Laporan Mental Health Atlas 2024 menyoroti bahwa belanja pemerintah untuk kesehatan mental hanya sekitar 2% dari total anggaran kesehatan dan stagnan sejak 2017. Ketimpangan investasi juga mencolok, di mana negara berpenghasilan tinggi mengalokasikan hingga US$65 per orang, sementara negara miskin hanya sekitar US$0,04.
Jumlah tenaga kesehatan mental juga terbatas, dengan median global 13 pekerja per 100.000 orang, dan kekurangan parah di negara berpenghasilan rendah-menengah. Selain itu, hanya kurang dari 10% negara yang berhasil beralih penuh ke model layanan berbasis komunitas. Sebagian besar masih bergantung pada rumah sakit jiwa dengan tingkat rawat inap paksa tinggi dan durasi rawat yang bisa lebih dari setahun.
Meskipun demikian, terdapat perkembangan positif. Lebih dari 80% negara kini memasukkan dukungan kesehatan mental dalam respons darurat, naik dari 39% pada 2020. Program promosi kesehatan mental di sekolah, pencegahan bunuh diri, serta layanan rawat jalan dan telehealth juga semakin tersedia, meskipun akses masih timpang.

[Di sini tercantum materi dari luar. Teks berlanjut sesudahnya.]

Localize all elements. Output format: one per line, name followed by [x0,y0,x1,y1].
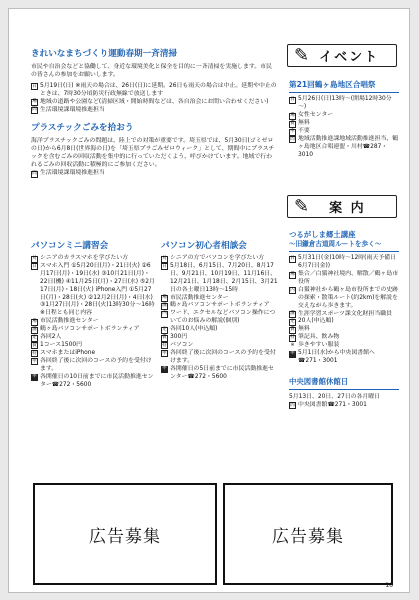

WHO menyerukan percepatan transformasi sistem kesehatan mental global melalui pendanaan yang adil, reformasi hukum dan kebijakan untuk menjamin hak asasi, investasi berkelanjutan pada tenaga kerja kesehatan mental, dan penguatan layanan berbasis komunitas yang berpusat pada individu.